I know I don’t always do this.
I think we subconsciously think and relate to people on the internet as if they are like us. When we find one who has opposing views from ourselves, it’s so much easier to think they’re jerks or stupid, rather than they’re culturally different.
I really like to believe that a huge portion of disagreements we have with strangers stems from our assumption that those with opposing views from us come from a culture similar to ours, and thus they must just be a horrible person instead of someone with a different perspective.
Chances are they did not come from a culture very similar to yours, and their opinions are valid but will better be explained if we just take the step to understand where they’re coming from culturally.
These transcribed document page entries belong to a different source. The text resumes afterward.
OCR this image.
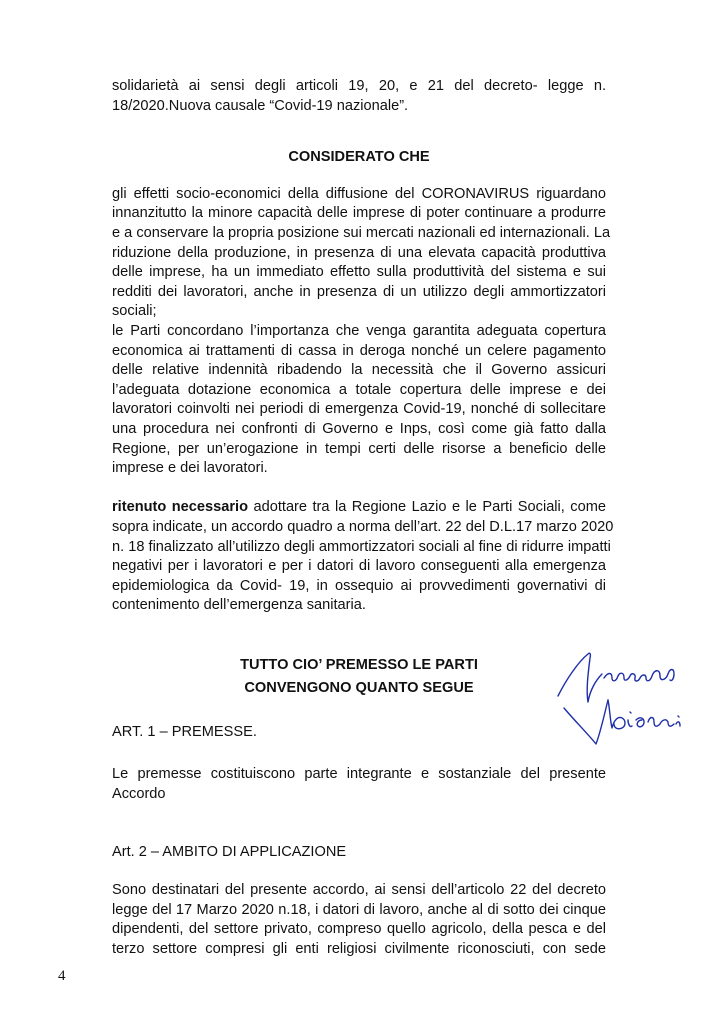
solidarietà ai sensi degli articoli 19, 20, e 21 del decreto- legge n.
18/2020.Nuova causale “Covid-19 nazionale”.
CONSIDERATO CHE
gli effetti socio-economici della diffusione del CORONAVIRUS riguardano
innanzitutto la minore capacità delle imprese di poter continuare a produrre
e a conservare la propria posizione sui mercati nazionali ed internazionali. La
riduzione della produzione, in presenza di una elevata capacità produttiva
delle imprese, ha un immediato effetto sulla produttività del sistema e sui
redditi dei lavoratori, anche in presenza di un utilizzo degli ammortizzatori
sociali;
le Parti concordano l’importanza che venga garantita adeguata copertura
economica ai trattamenti di cassa in deroga nonché un celere pagamento
delle relative indennità ribadendo la necessità che il Governo assicuri
l’adeguata dotazione economica a totale copertura delle imprese e dei
lavoratori coinvolti nei periodi di emergenza Covid-19, nonché di sollecitare
una procedura nei confronti di Governo e Inps, così come già fatto dalla
Regione, per un’erogazione in tempi certi delle risorse a beneficio delle
imprese e dei lavoratori.
ritenuto necessario adottare tra la Regione Lazio e le Parti Sociali, come
sopra indicate, un accordo quadro a norma dell’art. 22 del D.L.17 marzo 2020
n. 18 finalizzato all’utilizzo degli ammortizzatori sociali al fine di ridurre impatti
negativi per i lavoratori e per i datori di lavoro conseguenti alla emergenza
epidemiologica da Covid- 19, in ossequio ai provvedimenti governativi di
contenimento dell’emergenza sanitaria.
TUTTO CIO’ PREMESSO LE PARTI
CONVENGONO QUANTO SEGUE
ART. 1 – PREMESSE.
Le premesse costituiscono parte integrante e sostanziale del presente
Accordo
Art. 2 – AMBITO DI APPLICAZIONE
Sono destinatari del presente accordo, ai sensi dell’articolo 22 del decreto
legge del 17 Marzo 2020 n.18, i datori di lavoro, anche al di sotto dei cinque
dipendenti, del settore privato, compreso quello agricolo, della pesca e del
terzo settore compresi gli enti religiosi civilmente riconosciuti, con sede
4
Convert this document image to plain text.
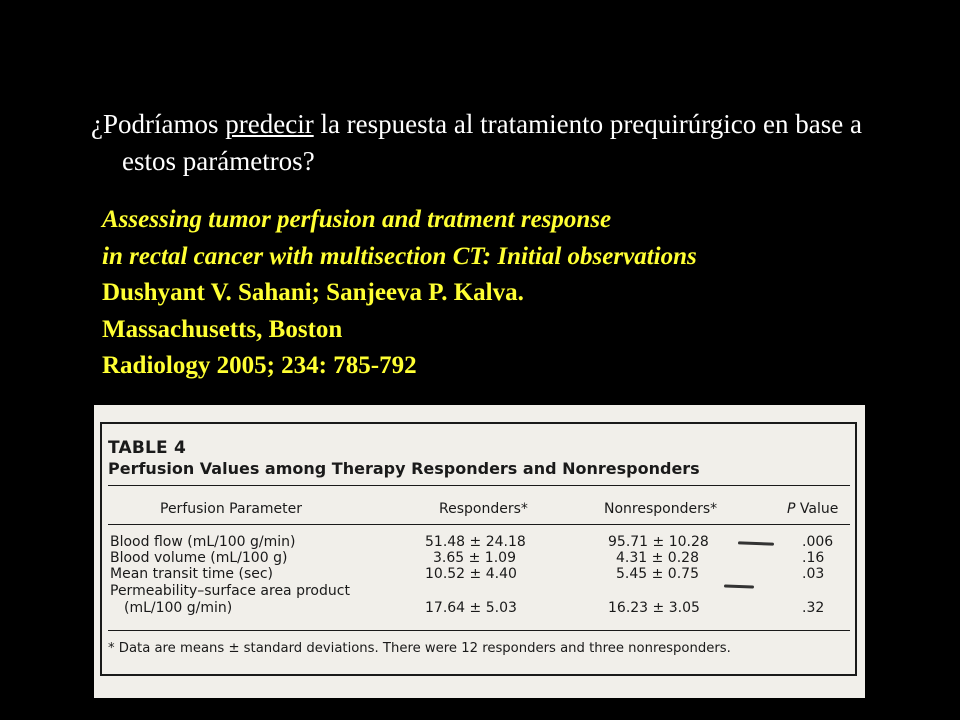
¿Podríamos predecir la respuesta al tratamiento prequirúrgico en base a estos parámetros?
Assessing tumor perfusion and tratment response
in rectal cancer with multisection CT: Initial observations
Dushyant V. Sahani; Sanjeeva P. Kalva.
Massachusetts, Boston
Radiology 2005; 234: 785-792
TABLE 4
Perfusion Values among Therapy Responders and Nonresponders
Perfusion Parameter	Responders*	Nonresponders*	P Value
Blood flow (mL/100 g/min)	51.48 ± 24.18	95.71 ± 10.28	.006
Blood volume (mL/100 g)	3.65 ± 1.09	4.31 ± 0.28	.16
Mean transit time (sec)	10.52 ± 4.40	5.45 ± 0.75	.03
Permeability–surface area product
(mL/100 g/min)	17.64 ± 5.03	16.23 ± 3.05	.32
* Data are means ± standard deviations. There were 12 responders and three nonresponders.
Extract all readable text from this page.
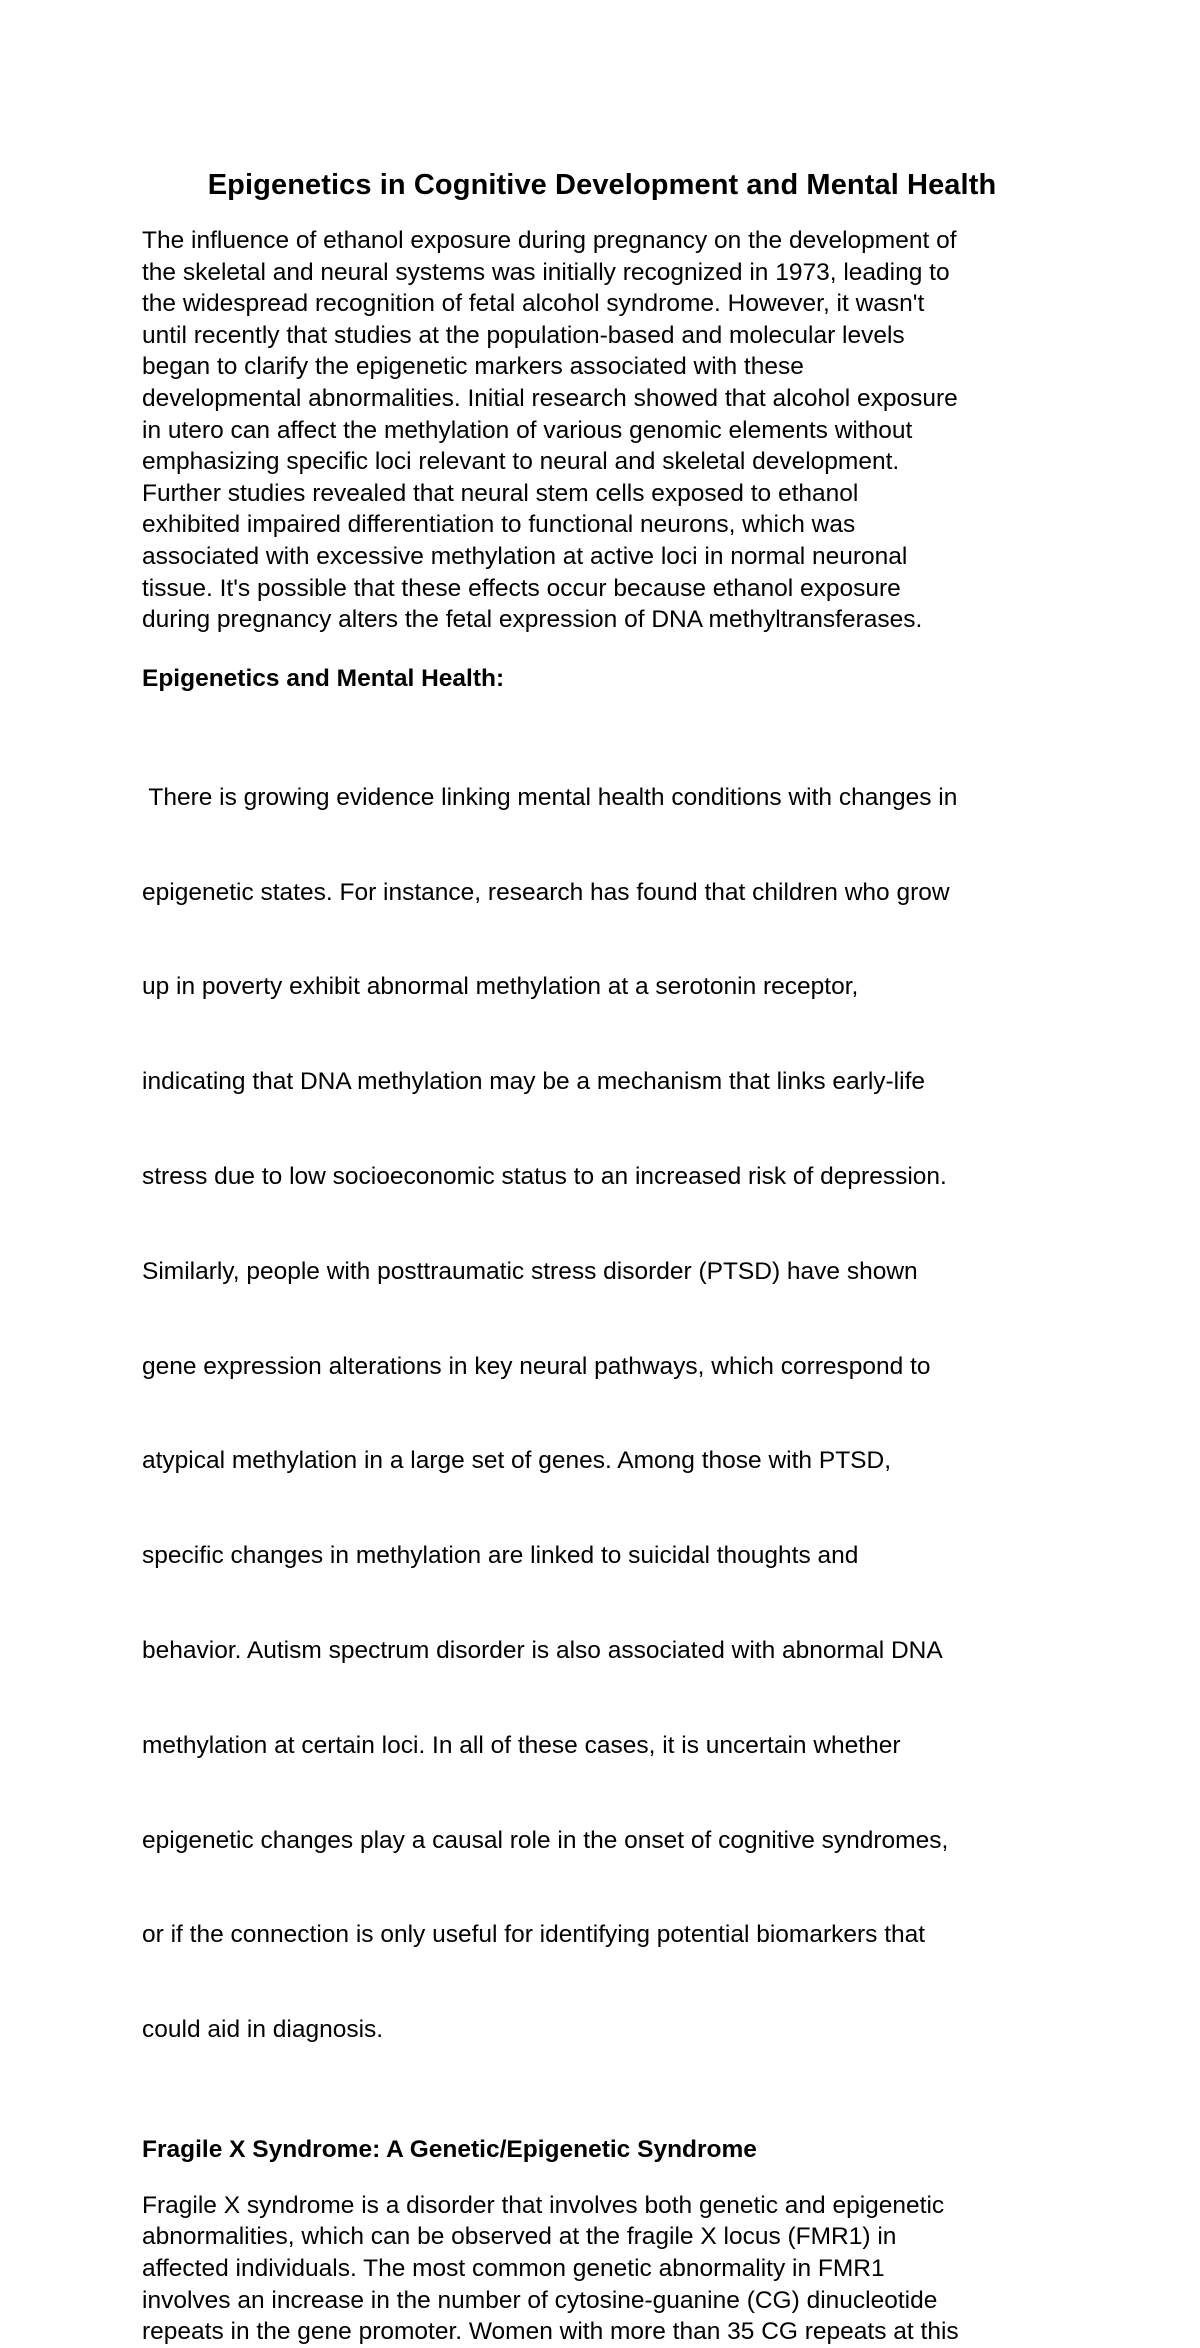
Epigenetics in Cognitive Development and Mental Health

The influence of ethanol exposure during pregnancy on the development of
the skeletal and neural systems was initially recognized in 1973, leading to
the widespread recognition of fetal alcohol syndrome. However, it wasn't
until recently that studies at the population-based and molecular levels
began to clarify the epigenetic markers associated with these
developmental abnormalities. Initial research showed that alcohol exposure
in utero can affect the methylation of various genomic elements without
emphasizing specific loci relevant to neural and skeletal development.
Further studies revealed that neural stem cells exposed to ethanol
exhibited impaired differentiation to functional neurons, which was
associated with excessive methylation at active loci in normal neuronal
tissue. It's possible that these effects occur because ethanol exposure
during pregnancy alters the fetal expression of DNA methyltransferases.

Epigenetics and Mental Health:

There is growing evidence linking mental health conditions with changes in

epigenetic states. For instance, research has found that children who grow

up in poverty exhibit abnormal methylation at a serotonin receptor,

indicating that DNA methylation may be a mechanism that links early-life

stress due to low socioeconomic status to an increased risk of depression.

Similarly, people with posttraumatic stress disorder (PTSD) have shown

gene expression alterations in key neural pathways, which correspond to

atypical methylation in a large set of genes. Among those with PTSD,

specific changes in methylation are linked to suicidal thoughts and

behavior. Autism spectrum disorder is also associated with abnormal DNA

methylation at certain loci. In all of these cases, it is uncertain whether

epigenetic changes play a causal role in the onset of cognitive syndromes,

or if the connection is only useful for identifying potential biomarkers that

could aid in diagnosis.

Fragile X Syndrome: A Genetic/Epigenetic Syndrome

Fragile X syndrome is a disorder that involves both genetic and epigenetic
abnormalities, which can be observed at the fragile X locus (FMR1) in
affected individuals. The most common genetic abnormality in FMR1
involves an increase in the number of cytosine-guanine (CG) dinucleotide
repeats in the gene promoter. Women with more than 35 CG repeats at this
American content with global commentary…
I have a friend here in the Philippines who is very educated, came from a well-to-do family, and has travelled around the world. He’s got a huge social media following. He mentioned how labels shouldn’t exist, now that everyone in the world is connected. He kept going with how it doesn’t matter if a person is a successful black woman, the media should just say she’s a successful human.
If my friend were to post that comment online, a lot of Westerners would assume he’s a jerk right away. There would be some people who would try to educate him, but without knowing what he knows of American history, where he’s from that effort would fail.
Another possible scenario if he were to post that comment online? Most of his 10,000+ followers of young impressionable girls that have a crush on him would share his opinion because of who he is, and not because of history or facts. How do you think that might affect the division in the world right now?
I don’t think my friend is a jerk, and we had a long conversation about the Black Lives Matter movement after this topic was discussed. But this experience really made me think about how easy it has become to preach to other culture about what they’re doing wrong, without having intimate knowledge of that culture.
Maybe everybody is culturally insensitive?
The Internet gives us the illusion that boundaries worldwide are gone, but intangible cultural boundaries remain. We overlook that netizens come from all of the corners in the world, living different lives, and has diverse culture. AND yet we read comments/ opinions and assume that other people on the net are mostly like us.
No matter how much people read up on a country’s history, it would be difficult to really empathize with that country’s problems until a person has lived there.
And I meant lived, not visited.
I’m a Filipino-American dual-citizen.
I’ve lived in 3 different continents.
I’m a third-culture kid.
I’m supposed to be more sensitive with cultural differences. But you know what, it was only recently that I realized how different I am from my fellow Filipinos and fellow Americans. And while I call both the Philippines and America home, my experience living in both countries is so different from how most Filipinos and Americans experience it.
Maybe the internet should have a community policy where when we find someone who we don’t agree with, we must consider where they’re from, and what life experiences they might have had before we send them anything.
When we make assumptions about the person whose writing a comment we don’t agree with, we’re taking their words out of cultural context. A lot of media already edits interviews to reinforce their own biases, let’s not add another level of misunderstanding by being insensitive to the diversity of culture that resides within the internet.